Neighborhood Sounding An Archaeology of Dynamic Media Networks 1960–1980 | 2010
PDF, 10 pages
According to the French collective of mathematicians which published under the pseudonym Nicolas Bourbaki, neighborhood as a term used in topology is defined as an expression for “sufficiently near” or “as near as we please.” In the monograph Micromotives and Macrobehavior by sociologist Thomas C. Schelling the concept of neighborhood plays an important role for analyzing the dynamics of separation and segregation of ethnic groups. And the jargon of telecommunications uses the term neighbor inter alia for describing the closest switching computers in packet switching – a technical term for the media technology of early Internet.
This contribution is a media archaeological inquiry into the past of dynamic media networks such as the Internet and a close reading of some early historical publications describing early computer networks. Concentrating on the programming of routing procedures it outlines neighborhood sounding as a key moment of packet switching, an early form of distributed and dynamic networks, where each agent or node was defined by the lively exchanges of its neighboring nodes. It finally discusses whether the assemblage or agencement of ARPAnet can be regarded as a complex system, showing emergent behavior or not and whether packet switching can be perceived as an early implementation of principles embodied in more advanced neighborhood technologies of the 21st century.

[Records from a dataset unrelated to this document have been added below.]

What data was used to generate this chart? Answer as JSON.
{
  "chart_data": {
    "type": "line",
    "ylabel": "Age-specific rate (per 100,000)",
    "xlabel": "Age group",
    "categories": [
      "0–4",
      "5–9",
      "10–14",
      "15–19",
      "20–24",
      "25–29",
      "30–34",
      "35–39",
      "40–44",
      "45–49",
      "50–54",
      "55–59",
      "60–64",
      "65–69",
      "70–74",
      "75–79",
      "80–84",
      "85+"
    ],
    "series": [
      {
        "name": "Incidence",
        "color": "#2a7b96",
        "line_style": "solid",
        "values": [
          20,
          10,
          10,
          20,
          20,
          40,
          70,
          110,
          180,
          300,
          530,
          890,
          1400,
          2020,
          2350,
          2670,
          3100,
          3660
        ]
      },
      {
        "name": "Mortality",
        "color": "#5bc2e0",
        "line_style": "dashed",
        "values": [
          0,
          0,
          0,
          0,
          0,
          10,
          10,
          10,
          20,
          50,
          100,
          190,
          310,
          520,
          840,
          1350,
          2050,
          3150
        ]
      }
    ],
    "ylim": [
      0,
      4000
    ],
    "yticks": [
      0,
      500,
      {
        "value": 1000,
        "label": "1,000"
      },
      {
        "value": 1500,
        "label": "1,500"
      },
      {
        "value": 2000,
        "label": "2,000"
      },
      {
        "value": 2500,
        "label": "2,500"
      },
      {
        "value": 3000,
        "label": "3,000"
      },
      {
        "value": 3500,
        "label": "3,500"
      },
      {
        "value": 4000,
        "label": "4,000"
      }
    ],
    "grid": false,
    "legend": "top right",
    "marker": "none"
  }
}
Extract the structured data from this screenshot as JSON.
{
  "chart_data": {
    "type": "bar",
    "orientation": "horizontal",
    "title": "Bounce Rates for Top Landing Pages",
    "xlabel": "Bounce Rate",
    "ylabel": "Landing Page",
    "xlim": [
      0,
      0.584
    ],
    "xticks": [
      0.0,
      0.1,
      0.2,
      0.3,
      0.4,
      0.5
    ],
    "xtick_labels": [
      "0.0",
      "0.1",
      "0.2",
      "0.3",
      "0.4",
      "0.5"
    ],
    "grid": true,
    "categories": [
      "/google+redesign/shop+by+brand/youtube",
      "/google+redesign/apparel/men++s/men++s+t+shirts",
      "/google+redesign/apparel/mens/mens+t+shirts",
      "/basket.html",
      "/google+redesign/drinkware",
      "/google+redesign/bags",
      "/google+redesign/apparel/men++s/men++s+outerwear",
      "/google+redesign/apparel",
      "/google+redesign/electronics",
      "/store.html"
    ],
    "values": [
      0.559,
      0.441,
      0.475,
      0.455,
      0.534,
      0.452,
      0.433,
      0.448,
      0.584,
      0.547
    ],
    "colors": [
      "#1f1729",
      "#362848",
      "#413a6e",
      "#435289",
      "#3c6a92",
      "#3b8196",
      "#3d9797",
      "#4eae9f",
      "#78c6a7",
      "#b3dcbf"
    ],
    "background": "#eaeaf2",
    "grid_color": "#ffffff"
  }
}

Neighborhood Technologies expands upon sociologist Thomas Schelling’s wellknown study of segregation in major American cities, using this classic work as the basis for a new way of researching social networks across disciplines. Up to now, research has focused on macrolevel behaviors that, together, form rigid systems of neighborhood relations. But can neighborhoods, conversely, affect larger, global dynamics? This volume introduces the concept of “neighborhood technologies” as a model for intermediate, or meso-level, research into the links between local agents and neighborhood relations. Bridging the sciences and humanities, Tobias Harks and Sebastian Vehlken have assembled a group of contributors
who are either natural scientists with an interest in interdisciplinary research or tech-savvy humanists. With insights into computer science, mathematics, sociology, media and cultural studies, theater studies, and architecture, the book will inform new research.